It’s not enough to honor millions of refugees with an Olympic team of their own — they need rights, not medals.

As long as millions remain displaced, it remains important to build broad and global movements to defend their rights. The rights guaranteed by the Universal Declaration of Human Rights include “freedom of movement and residence within the borders of each State,” the right “to seek and to enjoy in other countries asylum from persecution,” and the right to return to their homes when hostilities are over.

Unfortunately, from the dangerous waters of the Mediterranean to the arid U.S.-Mexico border, those rights are often denied.
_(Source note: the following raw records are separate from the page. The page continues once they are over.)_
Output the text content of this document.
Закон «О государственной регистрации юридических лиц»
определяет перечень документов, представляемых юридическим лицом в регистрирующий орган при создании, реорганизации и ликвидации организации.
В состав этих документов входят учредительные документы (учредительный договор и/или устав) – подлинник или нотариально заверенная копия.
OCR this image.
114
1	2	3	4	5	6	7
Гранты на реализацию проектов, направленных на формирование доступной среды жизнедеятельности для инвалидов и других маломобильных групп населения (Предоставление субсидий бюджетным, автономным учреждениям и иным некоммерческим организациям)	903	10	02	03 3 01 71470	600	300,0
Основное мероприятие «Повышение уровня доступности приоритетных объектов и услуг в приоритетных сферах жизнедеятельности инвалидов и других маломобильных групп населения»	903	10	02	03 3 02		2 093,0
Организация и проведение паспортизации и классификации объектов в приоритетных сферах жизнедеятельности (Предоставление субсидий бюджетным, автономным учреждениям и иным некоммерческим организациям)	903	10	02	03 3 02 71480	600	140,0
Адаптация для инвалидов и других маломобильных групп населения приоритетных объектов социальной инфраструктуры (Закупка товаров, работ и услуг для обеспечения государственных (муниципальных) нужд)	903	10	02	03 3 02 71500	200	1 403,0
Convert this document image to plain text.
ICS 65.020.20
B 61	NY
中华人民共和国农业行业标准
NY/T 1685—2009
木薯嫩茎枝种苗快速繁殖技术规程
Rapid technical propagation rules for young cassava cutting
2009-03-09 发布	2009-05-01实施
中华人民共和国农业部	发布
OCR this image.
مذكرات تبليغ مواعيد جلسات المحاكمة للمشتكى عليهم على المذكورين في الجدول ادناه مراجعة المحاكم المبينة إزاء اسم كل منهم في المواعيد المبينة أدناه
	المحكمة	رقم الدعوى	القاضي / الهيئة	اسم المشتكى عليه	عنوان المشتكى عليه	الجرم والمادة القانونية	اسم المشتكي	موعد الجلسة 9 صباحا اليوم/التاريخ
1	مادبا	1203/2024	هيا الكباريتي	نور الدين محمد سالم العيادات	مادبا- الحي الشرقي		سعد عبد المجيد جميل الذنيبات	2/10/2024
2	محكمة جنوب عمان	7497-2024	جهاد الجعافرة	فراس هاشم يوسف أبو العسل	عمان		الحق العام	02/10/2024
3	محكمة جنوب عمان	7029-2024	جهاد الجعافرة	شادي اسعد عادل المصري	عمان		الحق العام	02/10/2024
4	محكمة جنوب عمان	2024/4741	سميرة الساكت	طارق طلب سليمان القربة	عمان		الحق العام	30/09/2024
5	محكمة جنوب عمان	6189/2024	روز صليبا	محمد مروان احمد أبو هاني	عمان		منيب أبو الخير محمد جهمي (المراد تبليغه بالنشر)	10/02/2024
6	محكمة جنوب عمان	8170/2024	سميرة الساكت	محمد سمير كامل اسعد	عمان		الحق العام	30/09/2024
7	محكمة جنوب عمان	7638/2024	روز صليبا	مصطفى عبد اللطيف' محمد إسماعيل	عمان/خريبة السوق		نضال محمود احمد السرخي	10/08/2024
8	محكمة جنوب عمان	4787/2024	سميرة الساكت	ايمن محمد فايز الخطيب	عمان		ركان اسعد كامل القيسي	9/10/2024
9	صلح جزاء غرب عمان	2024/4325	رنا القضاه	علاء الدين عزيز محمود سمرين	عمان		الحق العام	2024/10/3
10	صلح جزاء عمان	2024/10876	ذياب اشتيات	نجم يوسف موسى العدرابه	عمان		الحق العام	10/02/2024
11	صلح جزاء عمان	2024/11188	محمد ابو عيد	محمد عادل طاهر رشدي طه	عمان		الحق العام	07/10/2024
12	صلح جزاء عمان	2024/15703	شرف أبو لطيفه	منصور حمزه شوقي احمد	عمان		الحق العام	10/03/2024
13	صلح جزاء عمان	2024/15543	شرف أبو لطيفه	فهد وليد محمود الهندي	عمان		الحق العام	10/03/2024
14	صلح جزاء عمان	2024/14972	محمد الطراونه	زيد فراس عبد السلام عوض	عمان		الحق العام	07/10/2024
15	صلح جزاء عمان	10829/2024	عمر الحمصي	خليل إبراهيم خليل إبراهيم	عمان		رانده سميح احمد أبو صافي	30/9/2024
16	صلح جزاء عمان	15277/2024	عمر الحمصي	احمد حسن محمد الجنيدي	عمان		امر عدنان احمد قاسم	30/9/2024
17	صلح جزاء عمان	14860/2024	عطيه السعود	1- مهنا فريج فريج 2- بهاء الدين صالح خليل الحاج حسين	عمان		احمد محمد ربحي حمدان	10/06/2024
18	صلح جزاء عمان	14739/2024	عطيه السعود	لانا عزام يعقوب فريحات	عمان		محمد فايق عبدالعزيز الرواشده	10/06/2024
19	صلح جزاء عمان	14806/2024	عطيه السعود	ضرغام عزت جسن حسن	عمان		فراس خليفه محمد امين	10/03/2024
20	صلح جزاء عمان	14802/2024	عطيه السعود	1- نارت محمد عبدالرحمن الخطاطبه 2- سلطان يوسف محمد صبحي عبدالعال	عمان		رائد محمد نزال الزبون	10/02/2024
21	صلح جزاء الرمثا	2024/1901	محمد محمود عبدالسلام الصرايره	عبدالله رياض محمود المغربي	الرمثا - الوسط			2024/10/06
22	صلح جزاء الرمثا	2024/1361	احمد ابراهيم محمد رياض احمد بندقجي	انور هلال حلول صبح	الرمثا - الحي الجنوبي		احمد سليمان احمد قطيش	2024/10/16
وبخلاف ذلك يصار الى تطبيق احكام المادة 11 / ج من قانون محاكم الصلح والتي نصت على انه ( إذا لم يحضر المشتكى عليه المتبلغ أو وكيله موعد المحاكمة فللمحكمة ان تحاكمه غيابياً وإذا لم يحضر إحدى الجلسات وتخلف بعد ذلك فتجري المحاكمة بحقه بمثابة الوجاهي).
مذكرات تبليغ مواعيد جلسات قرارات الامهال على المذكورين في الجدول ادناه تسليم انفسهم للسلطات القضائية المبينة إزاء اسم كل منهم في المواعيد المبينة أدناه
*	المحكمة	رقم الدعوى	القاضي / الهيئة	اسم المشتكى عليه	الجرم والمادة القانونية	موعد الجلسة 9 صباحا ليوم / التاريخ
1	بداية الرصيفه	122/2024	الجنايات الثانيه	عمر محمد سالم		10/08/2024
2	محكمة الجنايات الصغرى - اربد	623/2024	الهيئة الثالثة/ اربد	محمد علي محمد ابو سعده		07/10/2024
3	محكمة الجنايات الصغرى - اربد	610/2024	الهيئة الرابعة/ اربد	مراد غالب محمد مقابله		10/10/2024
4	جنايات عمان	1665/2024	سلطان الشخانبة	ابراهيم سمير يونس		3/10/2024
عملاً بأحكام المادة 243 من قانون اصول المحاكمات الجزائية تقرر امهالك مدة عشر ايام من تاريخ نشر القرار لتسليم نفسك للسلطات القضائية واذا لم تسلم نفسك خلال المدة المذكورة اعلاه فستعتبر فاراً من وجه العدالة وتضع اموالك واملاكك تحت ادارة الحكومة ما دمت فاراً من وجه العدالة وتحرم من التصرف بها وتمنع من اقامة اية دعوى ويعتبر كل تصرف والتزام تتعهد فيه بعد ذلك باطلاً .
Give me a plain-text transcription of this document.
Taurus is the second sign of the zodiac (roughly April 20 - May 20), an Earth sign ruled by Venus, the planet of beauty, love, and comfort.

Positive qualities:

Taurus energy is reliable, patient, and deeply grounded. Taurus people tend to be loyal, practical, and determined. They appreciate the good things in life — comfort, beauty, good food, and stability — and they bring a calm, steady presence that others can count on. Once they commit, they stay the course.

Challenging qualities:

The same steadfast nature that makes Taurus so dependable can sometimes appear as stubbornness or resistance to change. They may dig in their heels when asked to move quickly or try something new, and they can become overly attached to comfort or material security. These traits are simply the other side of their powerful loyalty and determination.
It’s a grim thing indeed that there are more people displaced now than at any time since World War II — so many that Refugee Nation appears to be a permanent feature of the Olympics.

Still, the courage of these extraordinary young athletes at the Olympics keeps the plight of refugees — and the responsibility of our own governments for their plight — in front of the eyes of the world.

Team Refugees’ entrance to Tokyo’s Olympic stadium provided a moment of hope and a moment of internationalism. It was beautiful.

But how much more beautiful, how much better than medals, if those athletes — and the 82 million displaced people they represent — could go home after the games? To a home for themselves and their families, in their own country or abroad, safe from the wars and disasters and poverty that drove them out in the first place?